4
- Подонок! Ненавижу! - звонкая пощечина.
Он потер горящую щеку тыльной стороной ладони, вскрикивая:
- Какого?! Что ты творишь, женщина?!
Обидчица, направившаяся было к двери, останавливается, разворачивается и с ненавистью смотрит на него сквозь щелочки глаз. На паркет тяжело шлепается дамская сумочка, туго набитая всяческим барахлом. Немая сцена.
Ему 30, у него есть сын, он бизнесмен, торгует мылом. Склонен к употреблению алкоголя. Что-то подсказывает, что эта дамочка - не его жена, у него нет жены, первая и пока единственная умерла три года назад от белокровия.
- Ах ты сволочь, ты еще смеешь открывать свой поганый рот, - картаво шипит блондинка, уперев руки в бока, он с отвращением смотрит на нее, вытаскивая из ящика стола бутылку виски, - и делать такое лицо, как будто увидел призрака!!

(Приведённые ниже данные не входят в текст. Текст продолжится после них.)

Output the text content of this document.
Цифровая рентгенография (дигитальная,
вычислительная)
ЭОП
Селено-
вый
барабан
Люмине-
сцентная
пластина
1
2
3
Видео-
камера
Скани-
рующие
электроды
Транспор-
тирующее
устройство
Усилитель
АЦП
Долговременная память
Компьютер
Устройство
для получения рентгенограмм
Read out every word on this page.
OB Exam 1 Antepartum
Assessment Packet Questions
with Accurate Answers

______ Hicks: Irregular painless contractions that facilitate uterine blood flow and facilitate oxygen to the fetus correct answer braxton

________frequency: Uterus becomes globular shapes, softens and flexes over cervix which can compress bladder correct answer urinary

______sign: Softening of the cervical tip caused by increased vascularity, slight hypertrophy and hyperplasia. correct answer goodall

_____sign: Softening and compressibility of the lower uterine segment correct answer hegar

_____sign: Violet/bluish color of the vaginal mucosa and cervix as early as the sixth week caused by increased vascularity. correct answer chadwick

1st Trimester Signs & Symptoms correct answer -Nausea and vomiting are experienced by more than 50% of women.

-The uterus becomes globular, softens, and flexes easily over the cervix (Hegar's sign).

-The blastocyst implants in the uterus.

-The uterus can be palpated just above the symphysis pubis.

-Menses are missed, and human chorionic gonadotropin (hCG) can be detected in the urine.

Самые плохие опасения его подтверждаются - в памяти постепенно всплывает все, что их связывает: постель, счета, связи, репутация, долг и честь, вернее видимость долга и пятнистость репутации.
Она относится к числу избалованных подарками и вниманием хищных женщин. Одета по последней моде, увешана побрякушками и драгоценностями, словно рождественская елка. Она привыкла не скупиться на покупки, не важно, сколько стоит та или иная вещь. Ее, видимо, что-то очень сильно расстроило, раз она так сердито смотрит. Он пытается припомнить, что же, но хоть убей, не знает и, сворачивая у бутыли крышку, щедро, до краев, плещет в стакан темно-золотистую жидкость. Залпом проглатывает, как лекарство.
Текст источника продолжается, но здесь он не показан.